I worked as a child and I worked as a teen. These were safe jobs with well defined boundaries that would not interfere with my education. I don't see much of a problem with that.
This article isn't about legislation giving children a sense of direction are building their fortitude through work. For one thing, I very much doubt there is any jurisdiction with a blanket prohibition on child or youth labour when the work environment is safe and the boundaries are well defined. Child labour laws are about protecting a vulnerable population from the types of abuses that have existed historically. Those protections aren't perfect. For example: having a parent sign a form to grant permission implies parental and government oversight, but it does not guarantee it. On the other hand, it is better than nothing. The motivation of those wishing to remove those protections should be considered seriously, particularly when they tout the supposed benefits to the people they are being put into a position to exploit.

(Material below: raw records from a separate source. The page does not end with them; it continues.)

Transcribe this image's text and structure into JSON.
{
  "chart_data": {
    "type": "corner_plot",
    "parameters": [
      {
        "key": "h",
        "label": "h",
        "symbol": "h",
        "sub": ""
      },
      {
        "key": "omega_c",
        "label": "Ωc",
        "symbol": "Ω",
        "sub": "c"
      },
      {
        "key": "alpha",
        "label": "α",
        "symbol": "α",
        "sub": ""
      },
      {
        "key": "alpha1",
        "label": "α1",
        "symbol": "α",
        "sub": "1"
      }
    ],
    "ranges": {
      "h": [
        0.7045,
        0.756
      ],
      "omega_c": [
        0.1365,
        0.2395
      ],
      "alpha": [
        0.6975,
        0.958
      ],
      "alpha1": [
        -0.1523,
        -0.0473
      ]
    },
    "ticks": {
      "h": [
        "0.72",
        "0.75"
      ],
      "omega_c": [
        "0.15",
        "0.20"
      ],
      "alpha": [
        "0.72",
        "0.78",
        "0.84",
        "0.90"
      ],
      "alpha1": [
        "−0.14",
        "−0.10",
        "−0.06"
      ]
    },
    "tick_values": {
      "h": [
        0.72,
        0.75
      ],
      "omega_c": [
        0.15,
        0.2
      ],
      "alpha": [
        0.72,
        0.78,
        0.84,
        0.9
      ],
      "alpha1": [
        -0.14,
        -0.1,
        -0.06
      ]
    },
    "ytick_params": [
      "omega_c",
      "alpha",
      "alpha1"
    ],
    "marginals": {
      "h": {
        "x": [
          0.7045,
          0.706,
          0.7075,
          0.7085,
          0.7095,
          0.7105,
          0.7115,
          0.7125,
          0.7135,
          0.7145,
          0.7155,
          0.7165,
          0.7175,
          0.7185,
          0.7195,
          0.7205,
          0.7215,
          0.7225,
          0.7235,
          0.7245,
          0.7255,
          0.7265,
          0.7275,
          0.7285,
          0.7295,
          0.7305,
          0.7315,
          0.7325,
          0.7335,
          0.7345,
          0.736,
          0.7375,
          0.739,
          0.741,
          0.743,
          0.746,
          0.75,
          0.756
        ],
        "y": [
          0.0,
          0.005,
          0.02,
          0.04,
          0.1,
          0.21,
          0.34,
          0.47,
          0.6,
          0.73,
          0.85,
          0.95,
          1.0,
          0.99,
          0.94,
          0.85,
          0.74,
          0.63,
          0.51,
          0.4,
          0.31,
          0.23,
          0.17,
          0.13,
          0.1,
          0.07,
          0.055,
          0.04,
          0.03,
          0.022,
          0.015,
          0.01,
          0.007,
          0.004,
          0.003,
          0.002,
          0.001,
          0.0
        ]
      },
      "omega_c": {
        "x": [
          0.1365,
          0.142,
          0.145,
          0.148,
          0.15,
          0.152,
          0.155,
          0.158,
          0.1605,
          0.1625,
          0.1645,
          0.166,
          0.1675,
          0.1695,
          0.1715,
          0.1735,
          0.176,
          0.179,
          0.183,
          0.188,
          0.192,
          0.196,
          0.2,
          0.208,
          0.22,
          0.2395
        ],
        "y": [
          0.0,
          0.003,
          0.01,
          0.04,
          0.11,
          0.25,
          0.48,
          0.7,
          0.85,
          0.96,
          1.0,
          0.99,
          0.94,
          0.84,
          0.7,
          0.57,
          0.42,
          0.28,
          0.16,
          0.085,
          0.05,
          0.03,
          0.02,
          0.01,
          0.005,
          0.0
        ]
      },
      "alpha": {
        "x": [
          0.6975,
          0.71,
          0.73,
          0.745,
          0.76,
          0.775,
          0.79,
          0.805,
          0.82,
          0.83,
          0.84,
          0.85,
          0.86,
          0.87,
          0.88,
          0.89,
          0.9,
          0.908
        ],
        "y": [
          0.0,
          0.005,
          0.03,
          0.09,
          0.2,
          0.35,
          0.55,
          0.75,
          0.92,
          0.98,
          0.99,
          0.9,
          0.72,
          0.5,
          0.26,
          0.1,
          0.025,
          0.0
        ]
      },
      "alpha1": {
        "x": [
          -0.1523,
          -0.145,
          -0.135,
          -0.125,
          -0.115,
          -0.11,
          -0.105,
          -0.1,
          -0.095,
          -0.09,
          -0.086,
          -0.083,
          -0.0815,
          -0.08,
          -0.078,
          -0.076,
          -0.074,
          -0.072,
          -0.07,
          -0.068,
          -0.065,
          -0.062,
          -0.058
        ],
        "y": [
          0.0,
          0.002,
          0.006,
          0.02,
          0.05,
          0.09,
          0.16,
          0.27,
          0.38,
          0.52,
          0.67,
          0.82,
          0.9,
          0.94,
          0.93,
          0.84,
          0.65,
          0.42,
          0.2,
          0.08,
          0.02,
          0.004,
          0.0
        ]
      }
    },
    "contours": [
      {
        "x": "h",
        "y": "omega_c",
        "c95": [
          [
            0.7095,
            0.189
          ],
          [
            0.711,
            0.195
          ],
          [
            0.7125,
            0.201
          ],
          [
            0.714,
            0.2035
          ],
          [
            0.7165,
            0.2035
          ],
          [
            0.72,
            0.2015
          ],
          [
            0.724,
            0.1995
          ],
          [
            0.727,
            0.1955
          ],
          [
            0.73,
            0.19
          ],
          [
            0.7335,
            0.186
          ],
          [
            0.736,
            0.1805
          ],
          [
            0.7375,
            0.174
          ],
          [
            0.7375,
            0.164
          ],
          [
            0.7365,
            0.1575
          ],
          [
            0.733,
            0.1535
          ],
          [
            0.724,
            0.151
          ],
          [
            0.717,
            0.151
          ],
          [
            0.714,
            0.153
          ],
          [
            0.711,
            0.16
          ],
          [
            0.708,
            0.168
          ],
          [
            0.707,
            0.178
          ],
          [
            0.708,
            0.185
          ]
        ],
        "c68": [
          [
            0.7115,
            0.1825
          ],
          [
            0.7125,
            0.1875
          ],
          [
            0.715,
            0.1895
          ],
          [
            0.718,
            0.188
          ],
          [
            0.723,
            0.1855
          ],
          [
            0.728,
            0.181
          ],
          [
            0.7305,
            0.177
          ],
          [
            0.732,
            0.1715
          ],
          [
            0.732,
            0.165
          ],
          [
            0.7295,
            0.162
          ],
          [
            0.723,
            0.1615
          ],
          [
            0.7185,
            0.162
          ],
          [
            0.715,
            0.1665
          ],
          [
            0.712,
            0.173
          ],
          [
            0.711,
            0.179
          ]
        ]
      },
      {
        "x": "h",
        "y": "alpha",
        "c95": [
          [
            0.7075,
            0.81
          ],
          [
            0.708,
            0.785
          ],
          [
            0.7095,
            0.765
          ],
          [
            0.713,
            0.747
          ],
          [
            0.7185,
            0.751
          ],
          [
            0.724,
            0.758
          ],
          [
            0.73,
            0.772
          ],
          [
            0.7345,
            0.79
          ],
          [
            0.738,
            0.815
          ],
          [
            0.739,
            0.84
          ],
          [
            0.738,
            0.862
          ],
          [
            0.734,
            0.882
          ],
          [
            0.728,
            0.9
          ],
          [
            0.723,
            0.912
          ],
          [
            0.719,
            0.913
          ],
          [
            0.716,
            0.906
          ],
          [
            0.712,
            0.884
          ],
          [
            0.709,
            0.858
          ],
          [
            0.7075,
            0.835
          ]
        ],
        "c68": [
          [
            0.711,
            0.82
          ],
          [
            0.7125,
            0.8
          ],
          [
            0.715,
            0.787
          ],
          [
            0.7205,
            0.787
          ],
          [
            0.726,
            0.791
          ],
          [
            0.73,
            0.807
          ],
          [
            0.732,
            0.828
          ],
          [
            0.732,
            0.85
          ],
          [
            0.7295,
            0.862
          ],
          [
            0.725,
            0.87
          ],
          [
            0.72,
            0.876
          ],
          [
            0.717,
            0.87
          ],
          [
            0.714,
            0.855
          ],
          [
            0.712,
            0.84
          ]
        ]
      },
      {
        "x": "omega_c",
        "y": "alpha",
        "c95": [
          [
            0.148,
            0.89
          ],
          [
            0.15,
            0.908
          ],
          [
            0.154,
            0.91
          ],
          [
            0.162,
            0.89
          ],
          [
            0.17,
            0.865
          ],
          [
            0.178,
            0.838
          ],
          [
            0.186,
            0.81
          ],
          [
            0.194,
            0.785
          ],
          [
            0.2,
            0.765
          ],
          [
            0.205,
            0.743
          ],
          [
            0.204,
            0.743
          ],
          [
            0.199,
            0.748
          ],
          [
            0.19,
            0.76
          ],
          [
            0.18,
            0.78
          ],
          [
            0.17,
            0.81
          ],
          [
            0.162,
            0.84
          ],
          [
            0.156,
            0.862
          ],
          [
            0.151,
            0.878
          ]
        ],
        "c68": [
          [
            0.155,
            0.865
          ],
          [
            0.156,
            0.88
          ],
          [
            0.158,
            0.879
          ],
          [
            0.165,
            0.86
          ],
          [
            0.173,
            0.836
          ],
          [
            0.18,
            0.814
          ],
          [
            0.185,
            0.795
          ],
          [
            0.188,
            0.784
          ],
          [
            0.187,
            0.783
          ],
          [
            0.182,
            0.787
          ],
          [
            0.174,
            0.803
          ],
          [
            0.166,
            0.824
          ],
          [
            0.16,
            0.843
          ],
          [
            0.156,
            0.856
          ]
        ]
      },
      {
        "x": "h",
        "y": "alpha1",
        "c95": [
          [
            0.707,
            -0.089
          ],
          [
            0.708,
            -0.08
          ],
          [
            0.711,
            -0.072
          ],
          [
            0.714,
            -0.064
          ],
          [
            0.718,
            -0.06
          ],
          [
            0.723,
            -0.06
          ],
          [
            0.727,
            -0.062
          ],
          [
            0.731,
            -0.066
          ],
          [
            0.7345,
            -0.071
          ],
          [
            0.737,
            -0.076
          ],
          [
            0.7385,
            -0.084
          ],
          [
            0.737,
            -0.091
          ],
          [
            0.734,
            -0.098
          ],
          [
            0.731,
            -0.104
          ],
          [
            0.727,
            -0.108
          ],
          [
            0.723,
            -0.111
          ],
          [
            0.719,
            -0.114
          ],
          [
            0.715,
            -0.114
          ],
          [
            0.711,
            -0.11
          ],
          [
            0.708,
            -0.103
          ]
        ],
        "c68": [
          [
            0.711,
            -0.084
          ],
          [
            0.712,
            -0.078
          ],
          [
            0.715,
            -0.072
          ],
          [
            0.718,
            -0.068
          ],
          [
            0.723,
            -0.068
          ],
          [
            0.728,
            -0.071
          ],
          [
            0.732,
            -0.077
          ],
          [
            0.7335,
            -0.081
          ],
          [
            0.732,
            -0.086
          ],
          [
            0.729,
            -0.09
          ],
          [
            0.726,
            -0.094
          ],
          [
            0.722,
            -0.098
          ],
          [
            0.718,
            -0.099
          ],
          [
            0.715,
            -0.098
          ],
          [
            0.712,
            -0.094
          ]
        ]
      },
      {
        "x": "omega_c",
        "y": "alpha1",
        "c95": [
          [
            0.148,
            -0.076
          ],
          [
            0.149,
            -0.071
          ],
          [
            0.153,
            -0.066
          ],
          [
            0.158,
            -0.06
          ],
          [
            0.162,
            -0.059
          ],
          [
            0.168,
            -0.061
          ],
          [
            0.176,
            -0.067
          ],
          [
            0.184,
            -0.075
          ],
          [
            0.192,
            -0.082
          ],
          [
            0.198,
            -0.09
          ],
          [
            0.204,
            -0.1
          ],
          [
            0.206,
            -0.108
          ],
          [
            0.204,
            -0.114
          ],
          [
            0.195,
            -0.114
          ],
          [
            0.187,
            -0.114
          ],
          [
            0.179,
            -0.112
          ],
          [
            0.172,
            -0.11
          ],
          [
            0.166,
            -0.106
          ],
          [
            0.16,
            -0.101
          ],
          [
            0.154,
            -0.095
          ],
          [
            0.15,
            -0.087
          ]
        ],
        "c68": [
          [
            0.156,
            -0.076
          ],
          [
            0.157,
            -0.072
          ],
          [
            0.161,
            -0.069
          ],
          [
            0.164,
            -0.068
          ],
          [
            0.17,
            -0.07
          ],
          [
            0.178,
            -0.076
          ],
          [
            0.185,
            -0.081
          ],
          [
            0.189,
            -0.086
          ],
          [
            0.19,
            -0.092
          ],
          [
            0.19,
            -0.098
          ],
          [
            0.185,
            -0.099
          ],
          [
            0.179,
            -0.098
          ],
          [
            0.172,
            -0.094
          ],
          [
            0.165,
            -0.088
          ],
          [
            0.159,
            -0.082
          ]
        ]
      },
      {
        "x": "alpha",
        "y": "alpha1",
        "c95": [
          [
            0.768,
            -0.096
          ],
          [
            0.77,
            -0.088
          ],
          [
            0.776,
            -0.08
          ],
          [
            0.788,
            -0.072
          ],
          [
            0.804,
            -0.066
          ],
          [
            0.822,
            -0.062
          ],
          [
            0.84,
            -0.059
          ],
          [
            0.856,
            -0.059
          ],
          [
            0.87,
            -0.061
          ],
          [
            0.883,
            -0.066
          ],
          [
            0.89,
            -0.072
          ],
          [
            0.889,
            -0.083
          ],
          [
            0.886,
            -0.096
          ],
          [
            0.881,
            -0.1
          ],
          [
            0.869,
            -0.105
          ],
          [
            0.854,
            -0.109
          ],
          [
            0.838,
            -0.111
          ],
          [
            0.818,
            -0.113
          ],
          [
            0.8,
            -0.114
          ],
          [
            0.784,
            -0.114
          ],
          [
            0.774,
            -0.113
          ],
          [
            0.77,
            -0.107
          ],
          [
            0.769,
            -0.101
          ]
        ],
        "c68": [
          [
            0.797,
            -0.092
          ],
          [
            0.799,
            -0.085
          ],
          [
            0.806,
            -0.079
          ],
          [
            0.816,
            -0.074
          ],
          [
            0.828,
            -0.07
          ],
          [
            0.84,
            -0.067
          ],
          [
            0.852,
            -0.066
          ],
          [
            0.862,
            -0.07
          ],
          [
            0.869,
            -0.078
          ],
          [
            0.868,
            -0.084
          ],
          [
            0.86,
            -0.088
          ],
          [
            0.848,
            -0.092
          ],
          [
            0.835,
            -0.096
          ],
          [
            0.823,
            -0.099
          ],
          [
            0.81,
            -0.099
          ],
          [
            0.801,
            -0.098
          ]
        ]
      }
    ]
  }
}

Videogames, 100%. As an aside, I think they positively impacted me and got me interested in computer programming to make my own. But my main point is we are talking about children being trafficked into dangerous meatpacking plants where several were injured!
The benefits of work and summer jobs aren't the stakes here, not being coerced into doing manual labor during long night shifts is. The idea of saying "at least they aren't playing videogames" is so absurd to me, it'd be like looking at a homeless person and saying "at least they aren't wasting money on uber eats!".
> Would you rather have your 15 year old sit home all day playing video games or get a real life job where they could learn a few valuable skills ?
The issue most people take with this is that it compares the best outcome of one version with the worst version of the other. If we want to compare the worst outcomes then we should be talking about the difference between children idling playing video games versus children being exploited in workplaces.
You can just as well say: Would you rather have parents force 12 year olds to clean slaughterhouse floors at night, to make ends meet (oh and this happens partly because child labor of course also depresses parents' wages, so let's please not blame the parents immediately), or would you have them study one day out of 10 because the games really bore them?
There is a pretty big gap between only letting children play games all day and allowing them to participate in high risk labour unsupervised and without special protections.
You only have one childhood. Taking that away from kids to force them into working in factories or lower than minimum wage labor for the sake of appealing to some fantasy that they're learning 'real' skills is bullshit. If we wanted to do that, we'd have more protections and give kids opportunities to sign on with labor unions and get mentorship. That can actually lead to a full and well paying career unlike your laughable McDonald's comparison in another post.
What valuable skills do you expect a kid to have in a slaughterhouse? The jobs are not safe for anyone. They only exist because lax regulation allow hiring of illegal immigrants with little or no oversight. They are the equivalent of Uber rent extraction except they damage your body instead of your vehicle.
I wouldn't call myself hardcore conservative but what's wrong with this ? Would you rather have your 15 year old sit home all day playing video games or get a real life job where they could learn a few valuable skills ? Honest question and not trying to troll. As an American, I am seeing our kids being over protected and the result is a bunch of 20 year olds who have no direction and have never faced hardship to prepare for the real world.